Years ago, I was tempted by the promise of Dvorak.  I spent a lot of time typing and the idea of being faster and possibly preventing strain or injury was appealing.  I worked on it for a little while and saw some promise in it, but the CTRL-xcv not being there was enough to make it very annoying. I was also afraid that my typing at other people's computers would suffer, and that I might be seen as a prima-donna for having a weird keyboard at my desk.  (I changed my physical keycaps to Dvorak, without that I felt uncomfortable.)  I quit after a short time.  Later I saw someone propose switching only the CTRL-xcv with qjk and leaving the unmodified letters in place, but I don't know if that is easily done or if it would have been confusing.  By that time I had switched to a split keyboard, which is not as easy to switch the keycaps on, and it really felt better so I wasn't too willing to give it up to try Dvorak again.

Just yesterday I bought a non-split wireless keyboard, so I had the thought of trying Dvorak on it.  I stumbled into the Wikipedia article on Dvorak, and it reminded me of the trouble I had with ctrl-xcv, but it also mentioned and had a link to Colemak.  When I saw the layout I instantly was drawn to it, seeing ZXCV in place and the Wheel-of-fortune (most used) letters in the home row.  And the idea of error correction with caps lock seemed absolutely brilliant.  I knew then that even if I decided to stick with qwerty I had to have caps lock as backspace, that is so simple, like the paperclip but so perfect.  I'm shocked that keyboards haven't had backspace there forever, you know what I mean it just seems so right.

But before investing in learning, I wanted to be sure this was the one to go with.  I saw your list of other alternative layouts, and Capewell-Dvorak and Capewell seemed tempting as well.  The really bad thing about Capewell is that he isn't finished with it, and I don't want to learn something which is going to change.  But Capewell-Dvorak looked really good.  I don't really know if the extra alternation of hands that a Dvorak based layout has compared to Colemak would help or hurt.  The reason I chose to try Colemak instead of Capewell-Dvorak was 2 things.  First, I figured anybody who advocated capslock for backspace is someone I'm inclined to trust, and the second is your enthusiasm.  You seem to really feel that Colemak is a good layout, and you say it is final, no more planned changes.  Capewell is not as enthusiastic about C-Dvorak, and the way he is developing Capewell implies that he feels C-Dvorak isn't the best you can get.  He also implies that he might rearrange C-Dvorak as well and that it may not be fully-finished.

I know you suggest not to but I have moved my keycaps to match Colemak- I need it to feel comfortable.  My initial typing is very slow but I have to do more of the lessons.

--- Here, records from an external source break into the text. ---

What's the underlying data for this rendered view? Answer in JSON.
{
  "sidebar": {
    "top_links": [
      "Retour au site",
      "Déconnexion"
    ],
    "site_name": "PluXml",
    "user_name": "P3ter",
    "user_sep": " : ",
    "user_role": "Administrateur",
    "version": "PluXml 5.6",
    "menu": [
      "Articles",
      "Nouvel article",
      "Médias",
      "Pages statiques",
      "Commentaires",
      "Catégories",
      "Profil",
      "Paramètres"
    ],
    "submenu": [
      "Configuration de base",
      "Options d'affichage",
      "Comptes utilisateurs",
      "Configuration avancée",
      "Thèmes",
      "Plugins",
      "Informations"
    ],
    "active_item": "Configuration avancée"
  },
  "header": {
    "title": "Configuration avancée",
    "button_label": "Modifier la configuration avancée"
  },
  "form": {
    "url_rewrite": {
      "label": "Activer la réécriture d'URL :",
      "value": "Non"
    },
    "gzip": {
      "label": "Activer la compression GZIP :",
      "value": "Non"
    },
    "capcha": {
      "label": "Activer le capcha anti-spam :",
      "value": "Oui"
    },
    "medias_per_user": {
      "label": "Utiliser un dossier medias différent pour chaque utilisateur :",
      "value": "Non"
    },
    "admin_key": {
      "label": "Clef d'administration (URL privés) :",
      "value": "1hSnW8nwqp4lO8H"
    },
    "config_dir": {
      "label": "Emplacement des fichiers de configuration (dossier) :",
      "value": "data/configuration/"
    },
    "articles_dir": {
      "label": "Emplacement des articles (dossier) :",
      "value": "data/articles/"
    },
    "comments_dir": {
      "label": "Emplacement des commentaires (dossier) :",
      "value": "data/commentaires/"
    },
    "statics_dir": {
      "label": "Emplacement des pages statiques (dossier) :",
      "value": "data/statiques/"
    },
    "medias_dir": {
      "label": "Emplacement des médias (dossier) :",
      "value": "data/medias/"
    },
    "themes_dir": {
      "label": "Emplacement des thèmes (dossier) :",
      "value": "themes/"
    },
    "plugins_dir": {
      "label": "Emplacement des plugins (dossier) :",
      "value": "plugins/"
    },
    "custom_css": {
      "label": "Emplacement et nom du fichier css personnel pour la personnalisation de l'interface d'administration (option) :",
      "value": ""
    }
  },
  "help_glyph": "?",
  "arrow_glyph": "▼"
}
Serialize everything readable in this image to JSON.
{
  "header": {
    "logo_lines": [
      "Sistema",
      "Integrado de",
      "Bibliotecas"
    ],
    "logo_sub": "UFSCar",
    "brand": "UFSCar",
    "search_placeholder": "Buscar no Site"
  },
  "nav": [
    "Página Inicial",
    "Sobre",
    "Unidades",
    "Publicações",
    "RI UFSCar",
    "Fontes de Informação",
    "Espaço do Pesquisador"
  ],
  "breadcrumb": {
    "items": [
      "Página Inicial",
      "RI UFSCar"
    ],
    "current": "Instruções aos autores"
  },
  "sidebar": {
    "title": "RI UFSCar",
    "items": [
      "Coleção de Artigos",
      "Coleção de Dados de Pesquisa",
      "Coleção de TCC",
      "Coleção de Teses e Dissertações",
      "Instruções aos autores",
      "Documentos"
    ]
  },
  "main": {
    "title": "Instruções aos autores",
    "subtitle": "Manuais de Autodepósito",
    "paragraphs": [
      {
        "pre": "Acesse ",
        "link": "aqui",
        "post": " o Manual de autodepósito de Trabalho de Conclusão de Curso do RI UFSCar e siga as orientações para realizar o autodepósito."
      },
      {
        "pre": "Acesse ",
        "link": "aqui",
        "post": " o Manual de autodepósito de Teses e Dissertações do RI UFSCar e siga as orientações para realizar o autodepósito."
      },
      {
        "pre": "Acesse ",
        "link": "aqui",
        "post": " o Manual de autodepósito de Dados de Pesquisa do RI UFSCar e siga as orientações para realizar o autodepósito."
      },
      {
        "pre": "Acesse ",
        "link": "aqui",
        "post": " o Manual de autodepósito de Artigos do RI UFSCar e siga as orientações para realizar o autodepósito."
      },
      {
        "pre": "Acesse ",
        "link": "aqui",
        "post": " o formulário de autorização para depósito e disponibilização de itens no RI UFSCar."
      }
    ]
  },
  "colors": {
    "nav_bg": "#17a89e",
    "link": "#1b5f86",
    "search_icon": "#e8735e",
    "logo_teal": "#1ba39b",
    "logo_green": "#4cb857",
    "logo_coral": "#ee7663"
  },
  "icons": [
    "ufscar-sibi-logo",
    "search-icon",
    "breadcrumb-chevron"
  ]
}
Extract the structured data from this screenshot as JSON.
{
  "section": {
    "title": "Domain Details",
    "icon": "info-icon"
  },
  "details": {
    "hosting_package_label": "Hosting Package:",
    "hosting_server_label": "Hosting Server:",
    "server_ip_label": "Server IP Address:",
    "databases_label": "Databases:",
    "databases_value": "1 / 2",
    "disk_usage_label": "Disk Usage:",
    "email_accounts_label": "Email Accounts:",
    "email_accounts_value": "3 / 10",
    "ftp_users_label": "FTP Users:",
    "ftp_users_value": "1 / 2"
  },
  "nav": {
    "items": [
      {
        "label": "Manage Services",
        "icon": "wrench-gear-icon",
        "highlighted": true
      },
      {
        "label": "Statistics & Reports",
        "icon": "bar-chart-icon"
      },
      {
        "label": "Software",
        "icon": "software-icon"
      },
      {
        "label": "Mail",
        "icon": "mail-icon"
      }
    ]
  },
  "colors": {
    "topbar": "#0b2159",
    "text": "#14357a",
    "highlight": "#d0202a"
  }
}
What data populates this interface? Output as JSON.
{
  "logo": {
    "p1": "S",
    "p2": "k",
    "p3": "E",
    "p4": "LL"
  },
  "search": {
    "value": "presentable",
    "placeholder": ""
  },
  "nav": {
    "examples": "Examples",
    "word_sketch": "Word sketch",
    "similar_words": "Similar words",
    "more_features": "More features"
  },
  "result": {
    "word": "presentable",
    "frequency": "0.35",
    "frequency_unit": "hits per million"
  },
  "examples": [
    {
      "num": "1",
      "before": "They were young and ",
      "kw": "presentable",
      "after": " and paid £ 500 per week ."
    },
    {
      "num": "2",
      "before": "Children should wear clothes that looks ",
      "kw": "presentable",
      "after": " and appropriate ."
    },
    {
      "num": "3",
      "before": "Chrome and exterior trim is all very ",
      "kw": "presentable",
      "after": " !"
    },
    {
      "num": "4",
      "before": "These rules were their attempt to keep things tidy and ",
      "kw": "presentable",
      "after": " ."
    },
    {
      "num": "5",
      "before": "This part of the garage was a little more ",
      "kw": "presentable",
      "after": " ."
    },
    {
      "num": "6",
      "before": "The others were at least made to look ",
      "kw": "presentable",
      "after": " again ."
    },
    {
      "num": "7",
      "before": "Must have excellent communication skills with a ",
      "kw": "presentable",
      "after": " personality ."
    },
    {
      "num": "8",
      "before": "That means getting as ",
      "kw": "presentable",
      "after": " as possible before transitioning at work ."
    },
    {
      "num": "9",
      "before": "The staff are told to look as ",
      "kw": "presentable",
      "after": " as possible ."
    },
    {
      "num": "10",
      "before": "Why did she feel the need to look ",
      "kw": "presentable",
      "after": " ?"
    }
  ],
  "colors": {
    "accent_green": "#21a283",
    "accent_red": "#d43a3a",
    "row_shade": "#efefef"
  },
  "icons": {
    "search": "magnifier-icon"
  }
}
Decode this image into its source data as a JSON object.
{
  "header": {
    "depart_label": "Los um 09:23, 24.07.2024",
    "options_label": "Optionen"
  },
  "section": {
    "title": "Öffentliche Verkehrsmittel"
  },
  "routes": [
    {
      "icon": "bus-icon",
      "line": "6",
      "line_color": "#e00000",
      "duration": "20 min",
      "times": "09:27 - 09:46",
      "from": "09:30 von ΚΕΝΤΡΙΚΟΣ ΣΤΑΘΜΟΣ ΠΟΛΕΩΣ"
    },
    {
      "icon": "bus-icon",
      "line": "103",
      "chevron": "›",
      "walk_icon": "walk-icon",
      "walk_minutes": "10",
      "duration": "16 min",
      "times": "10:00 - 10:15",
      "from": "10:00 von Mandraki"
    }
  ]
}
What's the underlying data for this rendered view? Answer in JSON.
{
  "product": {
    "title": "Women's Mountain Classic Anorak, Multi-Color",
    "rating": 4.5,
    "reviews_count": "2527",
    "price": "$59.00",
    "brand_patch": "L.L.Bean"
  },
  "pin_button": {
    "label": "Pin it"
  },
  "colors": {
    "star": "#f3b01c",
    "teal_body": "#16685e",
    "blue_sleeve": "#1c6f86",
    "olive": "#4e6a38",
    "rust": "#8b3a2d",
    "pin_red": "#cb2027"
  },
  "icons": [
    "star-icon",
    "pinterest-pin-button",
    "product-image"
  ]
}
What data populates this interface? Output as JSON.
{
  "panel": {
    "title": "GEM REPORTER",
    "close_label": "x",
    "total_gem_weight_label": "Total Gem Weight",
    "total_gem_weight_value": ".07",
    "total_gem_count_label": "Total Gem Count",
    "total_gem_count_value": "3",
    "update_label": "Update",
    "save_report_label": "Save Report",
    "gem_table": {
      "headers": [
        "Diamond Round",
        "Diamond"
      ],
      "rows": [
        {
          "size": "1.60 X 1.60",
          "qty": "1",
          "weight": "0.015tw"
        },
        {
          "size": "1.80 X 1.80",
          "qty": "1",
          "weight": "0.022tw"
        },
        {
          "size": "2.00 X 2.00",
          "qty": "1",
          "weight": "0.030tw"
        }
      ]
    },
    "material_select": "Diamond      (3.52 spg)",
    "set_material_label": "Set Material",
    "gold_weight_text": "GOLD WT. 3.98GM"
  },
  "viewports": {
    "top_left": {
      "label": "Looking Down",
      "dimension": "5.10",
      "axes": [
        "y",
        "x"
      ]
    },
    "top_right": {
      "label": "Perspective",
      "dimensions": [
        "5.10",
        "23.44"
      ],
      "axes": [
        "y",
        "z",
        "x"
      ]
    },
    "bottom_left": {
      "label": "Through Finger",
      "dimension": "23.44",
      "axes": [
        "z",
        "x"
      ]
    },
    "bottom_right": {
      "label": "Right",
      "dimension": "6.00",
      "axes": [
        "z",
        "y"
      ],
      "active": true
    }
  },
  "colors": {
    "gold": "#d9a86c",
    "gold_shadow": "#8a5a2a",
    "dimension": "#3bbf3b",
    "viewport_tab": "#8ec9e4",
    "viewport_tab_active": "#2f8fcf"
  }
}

I still have some fear that I will be slower when helping other people with their computers, which is something I do often.  However these days I do much more typing at home than I used to so I think the trade-off if it ends up being one will be worth it.  I also think I can get away with a weird keyboard at work now.  (I hope this doesn't end up getting me fired :) )

I would like to close with 3 thoughts.  First, please do not change any of the main keys in the future, I really want to feel that the layout is here to stay.  (I wouldn't be offended if you tweaked the multiliguals if you felt it needed).  I hope someday a keyboard manufacturer will make a split-keyboard with Colemak labels, that would be for me the best of all worlds, and if the layout is not stable it would be a disincentive for someone to make hardware.  Second, perhaps someone can write a nice introduction to Colemak on a blog and submit that or the homepage to the social news sites like slashdot, digg, metafilter.  I would like to see this get a lot more users.  Third, it seems that the Wikipedia article on Colemak highlights a few of the advantages more clearly than the colemak.com homepage - the capslock being used for corrections without moving off the home keys, and the 10 most common keys being in the home row.  I know the 10 common keys part is a bit redundant with the "There are 35x more words you can type using only the home row on Colemak." but I think it might make the advantage clearer to some people, and highlighting the Capslock innovation I think especially would be important.